Raising quality human beings: My daughter, currently a 1st year freshmen at Indiana University – Bloomington and my oldest son in Virginia where I can now visit him with more frequency, and my sweetest little guy with me, I feel good about who they are  and mostly  how they are. Allowing myself  to go freelance {rogue}became an added bonus to my overall person. But I could not have done this without their patience and love for me. [We are aware of our one life.]  How I spend my time should be fulfilling and should feel rewarding. { OR I join the Peace Corps and give some greatness to a culture that is elsewhere.}  I knew my children would watch me succeed and / or fail + am fairly certain they watched me do equal amounts of both, we survived! Being their mother and being a loyal friend has and will always supersede kat makeup art. {For them} it was no surprise when I told them we were moving east.

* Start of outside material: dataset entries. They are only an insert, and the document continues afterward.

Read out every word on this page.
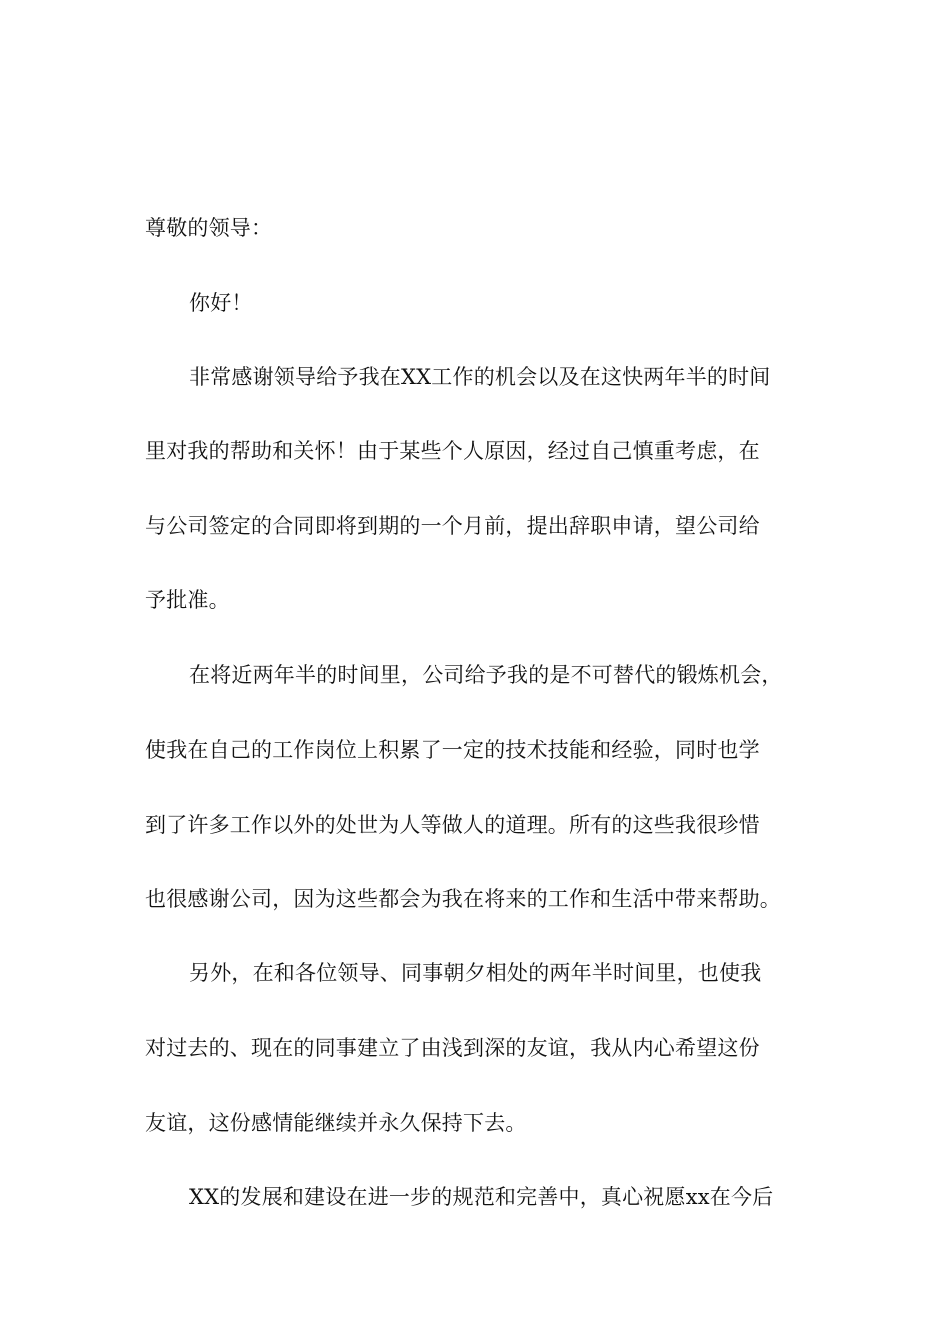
尊敬的领导：
你好！
非常感谢领导给予我在XX工作的机会以及在这快两年半的时间
里对我的帮助和关怀！由于某些个人原因，经过自己慎重考虑，在
与公司签定的合同即将到期的一个月前，提出辞职申请，望公司给
予批准。
在将近两年半的时间里，公司给予我的是不可替代的锻炼机会，
使我在自己的工作岗位上积累了一定的技术技能和经验，同时也学
到了许多工作以外的处世为人等做人的道理。所有的这些我很珍惜
也很感谢公司，因为这些都会为我在将来的工作和生活中带来帮助。
另外，在和各位领导、同事朝夕相处的两年半时间里，也使我
对过去的、现在的同事建立了由浅到深的友谊，我从内心希望这份
友谊，这份感情能继续并永久保持下去。
XX的发展和建设在进一步的规范和完善中，真心祝愿xx在今后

It has ALWAYS been the plan. They know why I waited.

Speaking to the loss of my humble, wise, capable, intelligent, respectable father who loved to experience. Through his continued influence, endurance in life, support, and love, I am here. My father and my children have been my greatest teachers. Watching them evolve can only signify that we are all on a path of  development. We can not grow if there is only constant. Children grow up and move away, we lose people we adore and admire, some through death and others through circumstance. It should be our gift to self to continue to grow +  pay close attention to when it is time to do so.

{unknown}

I can not find fear in the unknown. The enormity of my decision to move hit a few days after being here. I was fortunate to work shows for New York Fashion Week SS 2012 but other than that I had no jobs booked.  LEAVING STABILITY IS HARD IN ANY CIRCUMSTANCE. Making direct contact, introductions via other amazing people here, or sitting across from an unexpected, but exceptional stranger on a train to Manhattan have made my time + interactions among the  many fabulous people  I have met  wholly sweet. Wonderful can only to occur as there is no room for anything else.  I have a tiny team of support! I have a teeny tiny apartment! I have a Zip Car! My wardrobe is the smallest it has ever been! Dominik is happy to have more of me. Time is more vast and we are more simple. All good things.

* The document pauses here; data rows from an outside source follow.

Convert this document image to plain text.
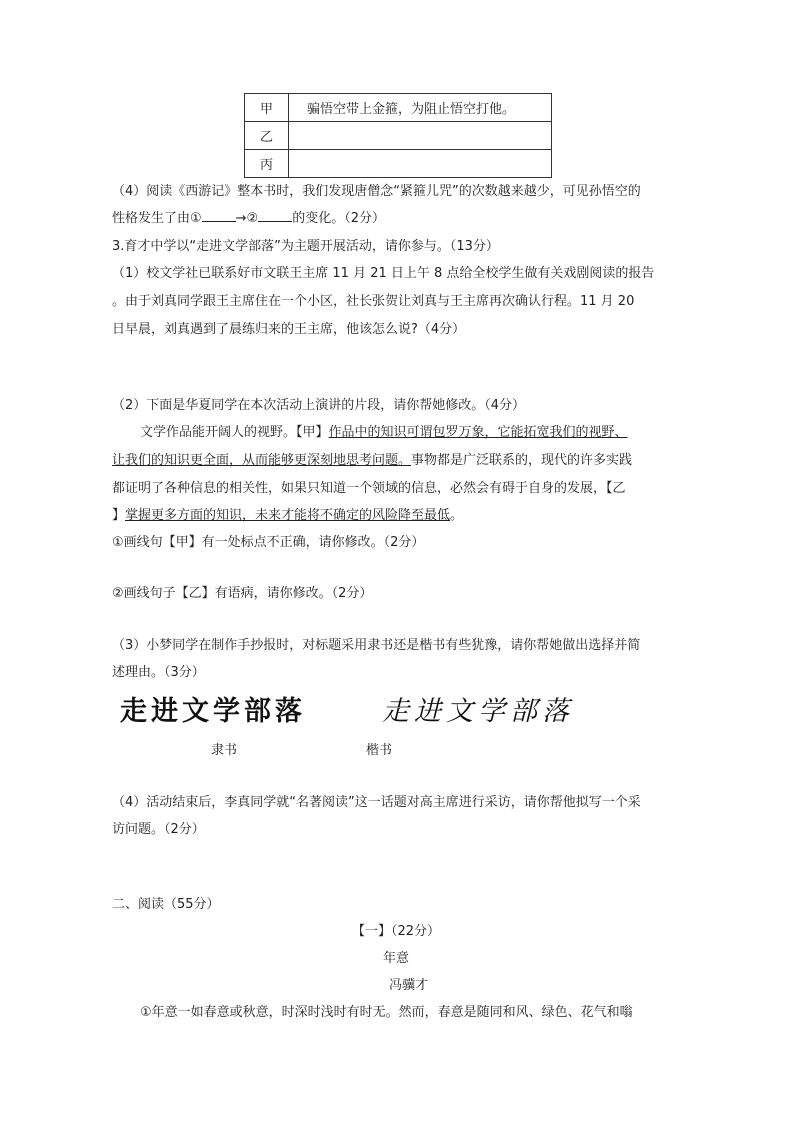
甲	骗悟空带上金箍，为阻止悟空打他。
乙	
丙	
（4）阅读《西游记》整本书时，我们发现唐僧念“紧箍儿咒”的次数越来越少，可见孙悟空的
性格发生了由①	→②	的变化。（2分）
3.育才中学以“走进文学部落”为主题开展活动，请你参与。（13分）
（1）校文学社已联系好市文联王主席 11 月 21 日上午 8 点给全校学生做有关戏剧阅读的报告
。由于刘真同学跟王主席住在一个小区，社长张贺让刘真与王主席再次确认行程。11 月 20
日早晨，刘真遇到了晨练归来的王主席，他该怎么说?（4分）
（2）下面是华夏同学在本次活动上演讲的片段，请你帮她修改。（4分）
文学作品能开阔人的视野。【甲】作品中的知识可谓包罗万象，它能拓宽我们的视野、
让我们的知识更全面，从而能够更深刻地思考问题。事物都是广泛联系的，现代的许多实践
都证明了各种信息的相关性，如果只知道一个领域的信息，必然会有碍于自身的发展，【乙
】掌握更多方面的知识，未来才能将不确定的风险降至最低。
①画线句【甲】有一处标点不正确，请你修改。（2分）
②画线句子【乙】有语病，请你修改。（2分）
（3）小梦同学在制作手抄报时，对标题采用隶书还是楷书有些犹豫，请你帮她做出选择并简
述理由。（3分）
走进文学部落	走进文学部落
隶书	楷书
（4）活动结束后，李真同学就“名著阅读”这一话题对高主席进行采访，请你帮他拟写一个采
访问题。（2分）
二、阅读（55分）
【一】（22分）
年意
冯骥才
①年意一如春意或秋意，时深时浅时有时无。然而，春意是随同和风、绿色、花气和嗡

There was anticipation of similar loyalty to exist here that existed for me in my region that I fully respect.. Being at the bottom of the call list is where I started in Indianapolis when all I wanted was to be on the call list. Order is irrelevant. I know I have my work cut out for me and I am excited!

— All I can do is try — It is all we can all do. Approaching life with good intent and teaching ourselves to respond with as much goodness as possible can only lead to good things. Even when people do not respond to my emails or if I am shut down, all I can do is try. Nothing changes by someone telling me “no”, or not responding ..  but if they say “yes”… who knows? Hopefully incredible things will happen. Respond with goodness and sometimes that means not responding at all. Clear up space where we can focus on the things we DO want and not the things we do not.

Many people have asked  - Why the move? – What prompted this? – etc .. Hopefully this better summarizes my choice. I wish it could be more interesting than simply, it was time {for me} to try something new!!